Effect of FGF23 on cellular tyrosine kinase phosphorylation. OK cells were treated for 15 min with either vehicle (CTL), PTH (100 nM), or FGF23 (100 nM) with or without 2 µg/ml N,O-SH, and the effects on cellular tyrosine kinase phosphorylation were examined by ELISA. FGF23 significantly increased cellular tyrosine kinase independently of exogenous fully sulfonated N, O-SH [P < 0.0001 vs. control (CTL)]. As expected, PTH had no effect on tyrosine kinase phosphorylation in OK cells. Data shown compared with vehicle control (a, P < 0.0001 vs. control). NS, not significant.

Fig. 7

Effect of FGF23 on NPT2a mRNA expression. A, OK cells were treated over 24 h with either vehicle (CTL), PTH (100 nM), or FGF23 (100 nM) with or without 2 µg/ml N,O-SH, and the effects on Npt2a mRNA were examined. FGF23 robustly decreased Npt2a mRNA expression, and its effect did not require N, O-SH [P < 0.001 vs. control (CTL)]. PTH, included as a positive control, had a similar effect.

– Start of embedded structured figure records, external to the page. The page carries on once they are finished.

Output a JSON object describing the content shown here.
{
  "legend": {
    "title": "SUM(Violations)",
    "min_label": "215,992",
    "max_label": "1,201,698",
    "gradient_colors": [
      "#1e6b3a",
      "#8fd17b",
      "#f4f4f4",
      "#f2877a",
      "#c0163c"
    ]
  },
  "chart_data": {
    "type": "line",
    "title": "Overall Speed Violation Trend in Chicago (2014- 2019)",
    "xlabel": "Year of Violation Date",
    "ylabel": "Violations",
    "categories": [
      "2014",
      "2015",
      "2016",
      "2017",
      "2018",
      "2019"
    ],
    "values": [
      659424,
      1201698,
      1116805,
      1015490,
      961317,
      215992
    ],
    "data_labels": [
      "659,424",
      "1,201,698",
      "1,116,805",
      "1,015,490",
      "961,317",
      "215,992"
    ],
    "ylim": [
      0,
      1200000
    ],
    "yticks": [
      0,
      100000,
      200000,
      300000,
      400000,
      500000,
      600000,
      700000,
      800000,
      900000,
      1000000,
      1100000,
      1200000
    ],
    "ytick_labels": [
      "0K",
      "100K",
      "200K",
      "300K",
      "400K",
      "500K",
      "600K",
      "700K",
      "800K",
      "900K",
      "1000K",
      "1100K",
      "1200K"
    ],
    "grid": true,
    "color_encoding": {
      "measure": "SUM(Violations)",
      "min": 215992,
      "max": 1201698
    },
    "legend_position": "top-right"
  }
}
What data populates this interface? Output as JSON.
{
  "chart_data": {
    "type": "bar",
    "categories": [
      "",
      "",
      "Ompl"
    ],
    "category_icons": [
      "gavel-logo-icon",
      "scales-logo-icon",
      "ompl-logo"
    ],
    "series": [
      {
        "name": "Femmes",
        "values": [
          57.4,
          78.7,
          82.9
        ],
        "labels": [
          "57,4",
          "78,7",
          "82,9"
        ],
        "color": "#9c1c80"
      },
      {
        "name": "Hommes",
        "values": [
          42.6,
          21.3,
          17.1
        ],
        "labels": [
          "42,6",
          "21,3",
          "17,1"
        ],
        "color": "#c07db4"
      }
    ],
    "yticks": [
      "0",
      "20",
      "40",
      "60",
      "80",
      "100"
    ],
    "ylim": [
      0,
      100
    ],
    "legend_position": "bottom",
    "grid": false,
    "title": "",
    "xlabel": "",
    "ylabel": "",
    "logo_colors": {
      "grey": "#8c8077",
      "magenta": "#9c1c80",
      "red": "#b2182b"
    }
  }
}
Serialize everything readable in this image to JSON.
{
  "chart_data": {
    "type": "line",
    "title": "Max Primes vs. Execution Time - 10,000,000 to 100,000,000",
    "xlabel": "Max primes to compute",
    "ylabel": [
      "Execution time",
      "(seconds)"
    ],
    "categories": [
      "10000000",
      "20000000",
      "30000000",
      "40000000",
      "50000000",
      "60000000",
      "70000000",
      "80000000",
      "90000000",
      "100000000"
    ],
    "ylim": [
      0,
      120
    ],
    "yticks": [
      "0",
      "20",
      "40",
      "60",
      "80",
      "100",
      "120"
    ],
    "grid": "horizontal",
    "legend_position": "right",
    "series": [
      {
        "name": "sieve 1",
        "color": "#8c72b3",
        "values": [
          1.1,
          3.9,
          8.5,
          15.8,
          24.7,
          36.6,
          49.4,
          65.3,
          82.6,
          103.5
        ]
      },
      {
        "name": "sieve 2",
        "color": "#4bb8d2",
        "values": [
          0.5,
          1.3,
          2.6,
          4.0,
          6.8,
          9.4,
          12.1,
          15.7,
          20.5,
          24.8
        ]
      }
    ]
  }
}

B, OK cells were treated with sodium chlorate (50 mM) to block sulfation of GAGs. PTH or FGF23 was added with or without 2 µg/ml N, O-SH or HS-M. In this condition, the effect of FGF23 on Npt2a mRNA became sensitive to exogenousN, O-SH. a, P < 0.05 vs. CTL; b, P < 0.05 vs. FGF23 alone; c,P < 0.05 vs. heparin alone.